Every time a president so much as changes the color of the White House drapes, the press clutches its pearls. Unless the name on the stationery is Barack Obama’s, even routine restoration becomes a national outrage.

President Donald Trump’s decision to privately fund upgrades to the White House — including a new state ballroom — has been met with the usual chorus of gasps and sneers. You’d think he bulldozed Monticello.

If a Republican preserves beauty, it’s vandalism. If a Democrat does the same, it’s ‘visionary.’

The irony is that presidents have altered and expanded the White House for more than a century. President Franklin D. Roosevelt added the East and West Wings in the middle of the Great Depression. Newspapers accused him of building a palace while Americans stood in breadlines. History now calls it “vision.”

First lady Nancy Reagan faced the same hysteria. Headlines accused her of spending taxpayer money on new china “while Americans starved.” In truth, she raised private funds after learning that the White House didn’t have enough matching plates for state dinners. She took the ridicule and refused to pass blame.

“I’m a big girl,” she told her staff. “This comes with the job.” That was dignity — something the press no longer recognizes.

A restoration, not a renovation

Trump’s project is different in every way that should matter. It costs taxpayers nothing. Not a cent. The president and a few friends privately fund the work. There’s no private pool or tennis court, no personal perks. The additions won’t even be completed until after he leaves office.

What’s being built is not indulgence — it’s stewardship. A restoration of aging rooms, worn fixtures, and century-old bathrooms that no longer function properly in the people’s house. Trump has paid for cast brass doorknobs engraved with the presidential seal, restored the carpets and moldings, and ensured that the architecture remains faithful to history.

The media’s response was mockery and accusations of vanity. They call it “grotesque excess,” while celebrating billion-dollar “climate art” projects and funneling hundreds of millions into activist causes like the No Kings movement. They lecture America on restraint while living off the largesse of billionaires.

The selective guardians of history

Where was this sudden reverence for history when rioters torched St. John’s Church — the same church where every president since James Madison has worshipped? The press called it an “expression of grief.”

Where was that reverence when mobs toppled statues of Washington, Jefferson, and Grant? Or when first lady Melania Trump replaced the Rose Garden’s lawn with a patio but otherwise followed Jackie Kennedy’s original 1962 plans in the garden’s restoration? They called that “desecration.”

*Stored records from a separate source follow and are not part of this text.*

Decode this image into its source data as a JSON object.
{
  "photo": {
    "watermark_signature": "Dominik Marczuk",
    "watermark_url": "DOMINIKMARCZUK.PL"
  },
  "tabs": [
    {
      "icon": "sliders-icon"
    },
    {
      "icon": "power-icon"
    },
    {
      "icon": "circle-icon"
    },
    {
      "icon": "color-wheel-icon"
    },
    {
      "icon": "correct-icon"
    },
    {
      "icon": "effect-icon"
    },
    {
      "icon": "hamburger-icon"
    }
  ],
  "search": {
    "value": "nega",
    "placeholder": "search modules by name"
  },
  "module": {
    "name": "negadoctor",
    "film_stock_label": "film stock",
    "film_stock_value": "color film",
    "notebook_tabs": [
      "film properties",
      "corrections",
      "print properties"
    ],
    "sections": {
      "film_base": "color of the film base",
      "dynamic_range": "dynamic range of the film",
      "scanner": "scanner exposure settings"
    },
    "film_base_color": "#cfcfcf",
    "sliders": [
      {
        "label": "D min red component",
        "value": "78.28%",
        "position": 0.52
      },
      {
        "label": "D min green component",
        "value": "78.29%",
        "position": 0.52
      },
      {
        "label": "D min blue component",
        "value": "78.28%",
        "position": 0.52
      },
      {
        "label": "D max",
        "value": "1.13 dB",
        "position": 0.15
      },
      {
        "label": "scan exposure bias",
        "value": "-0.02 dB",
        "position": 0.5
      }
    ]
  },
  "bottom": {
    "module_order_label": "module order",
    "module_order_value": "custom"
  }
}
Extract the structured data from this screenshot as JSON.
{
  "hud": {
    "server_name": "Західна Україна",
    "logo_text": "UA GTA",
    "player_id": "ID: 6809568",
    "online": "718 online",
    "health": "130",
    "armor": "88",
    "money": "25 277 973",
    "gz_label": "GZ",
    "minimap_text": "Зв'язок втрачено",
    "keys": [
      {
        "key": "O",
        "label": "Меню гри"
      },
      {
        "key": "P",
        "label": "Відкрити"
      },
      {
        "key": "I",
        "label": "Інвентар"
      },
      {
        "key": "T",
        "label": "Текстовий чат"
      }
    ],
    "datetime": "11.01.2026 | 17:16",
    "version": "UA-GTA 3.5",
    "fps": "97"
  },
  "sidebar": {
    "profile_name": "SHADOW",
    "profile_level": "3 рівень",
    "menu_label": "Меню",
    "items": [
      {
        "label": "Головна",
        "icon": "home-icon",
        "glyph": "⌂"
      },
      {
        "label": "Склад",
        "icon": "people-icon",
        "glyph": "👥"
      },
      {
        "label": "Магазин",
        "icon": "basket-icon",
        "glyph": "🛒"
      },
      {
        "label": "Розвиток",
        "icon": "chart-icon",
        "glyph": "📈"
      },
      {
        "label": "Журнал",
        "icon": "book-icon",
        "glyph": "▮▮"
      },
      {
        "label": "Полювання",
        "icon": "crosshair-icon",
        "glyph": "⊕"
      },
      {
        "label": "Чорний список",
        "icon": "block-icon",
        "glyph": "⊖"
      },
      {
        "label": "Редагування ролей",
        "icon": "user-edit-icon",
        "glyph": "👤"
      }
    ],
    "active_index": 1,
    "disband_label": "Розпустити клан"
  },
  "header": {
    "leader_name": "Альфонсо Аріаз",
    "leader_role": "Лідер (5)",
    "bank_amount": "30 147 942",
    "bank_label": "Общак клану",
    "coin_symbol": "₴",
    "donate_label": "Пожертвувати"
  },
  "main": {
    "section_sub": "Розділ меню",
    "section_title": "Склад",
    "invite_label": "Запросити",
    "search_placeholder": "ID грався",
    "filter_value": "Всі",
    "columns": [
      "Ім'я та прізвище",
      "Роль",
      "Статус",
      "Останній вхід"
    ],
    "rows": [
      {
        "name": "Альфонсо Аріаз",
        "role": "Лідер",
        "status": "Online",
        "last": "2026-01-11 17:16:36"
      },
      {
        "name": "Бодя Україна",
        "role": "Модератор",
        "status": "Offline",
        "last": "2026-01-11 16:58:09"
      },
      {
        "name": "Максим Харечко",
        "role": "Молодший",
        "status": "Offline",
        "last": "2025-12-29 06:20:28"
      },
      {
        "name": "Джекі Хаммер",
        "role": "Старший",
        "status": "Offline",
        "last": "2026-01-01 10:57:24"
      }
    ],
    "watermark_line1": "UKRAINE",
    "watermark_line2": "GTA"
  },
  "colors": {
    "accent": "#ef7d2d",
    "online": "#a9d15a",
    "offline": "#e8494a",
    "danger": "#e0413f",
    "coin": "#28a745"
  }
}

If a Republican preserves beauty, it’s vandalism. If a Democrat does the same, it’s “visionary.”

The real desecration

The people shrieking about “historic preservation” care nothing for history. They hate the idea that something lasting and beautiful might be built by hands they despise. They mock craftsmanship because it exposes their own cultural decay.

The White House ballroom is not a scandal — it’s a mirror. And what it reflects is the media’s own pettiness. The ruling class that ridicules restoration is the same class that cheered as America’s monuments fell. Its members sneer at permanence because permanence condemns them.

Julia Beverly / Contributor | Getty Images

Trump’s improvements are an act of faith — in the nation’s symbols, its endurance, and its worth. The outrage over a privately funded renovation says less about him than it does about the journalists who mistake destruction for progress.

The real desecration isn’t happening in the East Wing. It’s happening in the newsrooms that long ago tore up their own foundation — truth — and never bothered to rebuild it.